YES IT WAS A HOME FOR GIRLS AND WAS RUN BY NUNS.IN FACT THEY WOULD MAKE THE WAEFERS USED FOR COMMUNION.WE AS ALTER BOYS WOULD GO AND PICK THEM UP,WE WOULD BE WISTLED AT BY THE GIRLS ...IT WAS TORN DOWN IN THE LATE SIXTIES AN THE ATLANTIC TOWERS HOUSEING STANDS IN ITS PLACE [REMEMBER THE BARB WIRES ALL AROUND THE BUILDING]
Yes I do remember the barb wires around the walls as well at the top of the walls there were broken pieces of glass cemented to the top of the wall. I guess they wanted to make sure those girls didn't get out. I also would go pickup the waffers from there for Our Lady of Lourdes Church. I also remember the Gotti family living there before they tore it down for the projects.
It was a place that the sisters ran for wayward girls.........I visited it once as I knew someone who worked there...............the projects they built in place of it are really ugly.............they remind me of a high-rise jail...........
I lived on Atlantic Ave directly across the street. The long wall facing our house enclosed the part of the complex that were gardens and tennis courts. Yes, I remember the broken glass embedded on the top of that wall. Since I was a kid at the time, it was never explained to me why these girls were imprisoned by the Catholic Church. Obviously something I shouldn't have known about. Interesting fact: When the Dodgers were looking to build a new stadium, the City offered that location to the team. I wonder what would have been different in that neighborhood if a new stadium had been built there?
If you Google "In the Footprints of the Good Shepherd"
you'll find an online copy of a book that gives a history of the U.S. Convents of the Good Shepherd.
There's a 2003 movie "The Magdalene Sisters" set in 1964 Ireland about the "Magdalene laundry". These places were work houses at best & prisons at worst. Not the Church at it's finest.

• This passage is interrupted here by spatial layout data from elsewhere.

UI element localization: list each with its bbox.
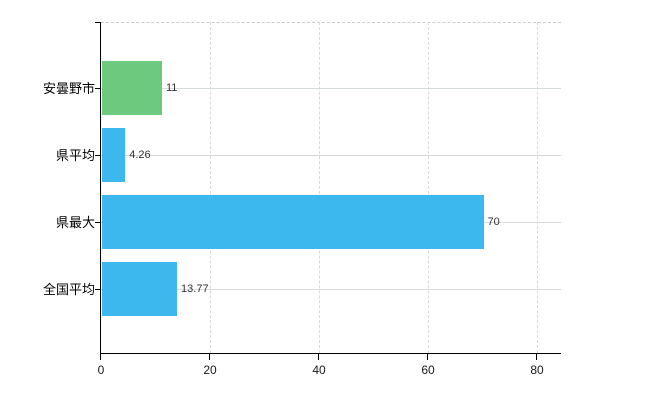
x-tick-label: 80 [530, 363, 544, 377]
bar-1 [102, 61, 162, 115]
y-axis-tick [95, 289, 100, 290]
category-label: 安曇野市 [42, 81, 95, 96]
bar-value-label: 70 [487, 216, 500, 228]
vertical-gridline [319, 22, 320, 353]
category-label: 県平均 [55, 148, 95, 163]
x-axis-tick [536, 354, 537, 360]
category-label: 全国平均 [42, 282, 95, 297]
x-axis-tick [318, 354, 319, 360]
bar-2 [102, 128, 126, 182]
y-axis-tick [95, 22, 100, 23]
bar-3 [102, 195, 484, 249]
x-axis-tick [209, 354, 210, 360]
bar-value-label: 13.77 [181, 283, 209, 295]
x-tick-label: 40 [312, 363, 326, 377]
y-axis-tick [95, 155, 100, 156]
bar-4 [102, 262, 178, 316]
vertical-gridline [428, 22, 429, 353]
plot-area: 11 4.26 70 13.77 [100, 22, 561, 354]
category-label: 県最大 [55, 215, 95, 230]
x-axis-tick [100, 354, 101, 360]
x-tick-label: 20 [203, 363, 217, 377]
vertical-gridline [537, 22, 538, 353]
vertical-gridline [210, 22, 211, 353]
horizontal-gridline [101, 155, 561, 156]
y-axis-tick [95, 88, 100, 89]
x-tick-label: 60 [421, 363, 435, 377]
x-tick-label: 0 [97, 363, 105, 377]
horizontal-gridline [101, 289, 561, 290]
horizontal-gridline [101, 88, 561, 89]
y-axis-tick [95, 222, 100, 223]
bar-value-label: 4.26 [129, 149, 151, 161]
plot-top-gridline [101, 22, 561, 23]
bar-value-label: 11 [165, 82, 178, 94]
x-axis-tick [427, 354, 428, 360]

I think that everyone in the neighborhood knew it was a home for wayward girls but didn't know what they actually did. Most people thought it was unwed mothers. I remember my mother as well as other mothers in the neighborhood threatening to put us in there if we didn't behave. The home being there may have well been the reason why more of us didn't wind up in there. I remember them calling out from the window to guys passing by but I didn't know what they said because my mother put her hands over my ears.